Les chanteurs, parfaitement à l'aise malgré la défection de dernière minute de Vesselina Kasarova en Poppea, forment une troupe homogène dont chaque élément se profile avec une impressionnante justesse de ton et un engagement scénique non moins admirable. Juanita Lascarro (la Poppea de l'opéra de Francfort) a sauvé in extremis la représentation en reprenant au pied levé un rôle qu'elle habite jusque dans ses moindres replis ; sa présence sexy, alliée à sa voix chaude quoique peu percutante dans l'aigu, rend parfaitement crédible son ascension au trône. Le ténor allemand Jonas Kaufmann est un Nerone impulsif, capable de pianissimi ensorcelants dans les duos d'amour, mais dont les moyens vocaux se révèlent d'une étonnante puissance dans la scène d'orgie avec Lucano, chanté ici avec verdeur par Rudolf Schasching. Francesca Prowisionato, remplaçant Marjana Mijanovic en Ottavia, fait avec son timbre profond une démonstration brillante de chant baroque, alors que le Seneca de Laszlo Polgar réussit à être solennel sans devenir pontifiant. Franco Fagioli utilise les ressources d'un timbre de contre-ténor plutôt fragile pour souligner la veulerie et la lâcheté d'Ottone, alors que Jean-Paul Fouchécourt en Arnalta crée la sensation avec sa voix sûre, sensuelle et étale sur tout le registre. Sandra Trattnigg brosse de Drusilla le portrait d'une femme fondamentalement vertueuse et aimante. Excellente jusque dans les emplois les plus courts, la troupe zurichoise transforme ces trois heures et demie de spectacle en un véritable enchantement salué par les ovations d'un public conquis.

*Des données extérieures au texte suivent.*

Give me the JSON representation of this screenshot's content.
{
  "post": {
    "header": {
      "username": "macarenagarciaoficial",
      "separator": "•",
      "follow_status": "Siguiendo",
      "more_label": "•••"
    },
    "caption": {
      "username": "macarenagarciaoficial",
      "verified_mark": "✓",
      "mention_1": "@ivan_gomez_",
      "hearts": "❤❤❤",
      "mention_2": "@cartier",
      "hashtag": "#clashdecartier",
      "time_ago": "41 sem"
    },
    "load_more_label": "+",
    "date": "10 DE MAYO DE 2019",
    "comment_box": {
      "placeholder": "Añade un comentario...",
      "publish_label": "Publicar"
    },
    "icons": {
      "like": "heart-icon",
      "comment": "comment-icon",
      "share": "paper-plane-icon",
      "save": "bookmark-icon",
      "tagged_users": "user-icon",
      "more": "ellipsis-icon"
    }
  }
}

Jùrgen Flirnm, dans sa mise en scène, entend souligner le modernisme du propos en transposant l'action en plein XXe siècle. Il a fait construire sur le plateau tournant une maison qui semble avoir été dessinée par un élève moyennement doué de Le Corbusier (décors : Annette Murschetz) ; les personnages, en tenues vestimentaires de coupe contemporaine (costumes : Heide Kastler), passent constamment d'un endroit à un autre, comme pour souligner le caractère interchangeable des situations qui se construisent autour de l'appât du gain et du désir sexuel aveugle. Une certaine froideur se dégage de cette production baignant dans des éclairages crus, mais elle sert finalement bien un livret où l'on chercherait en vain une trace de grandeur humaine, et peut-être même de sincérité.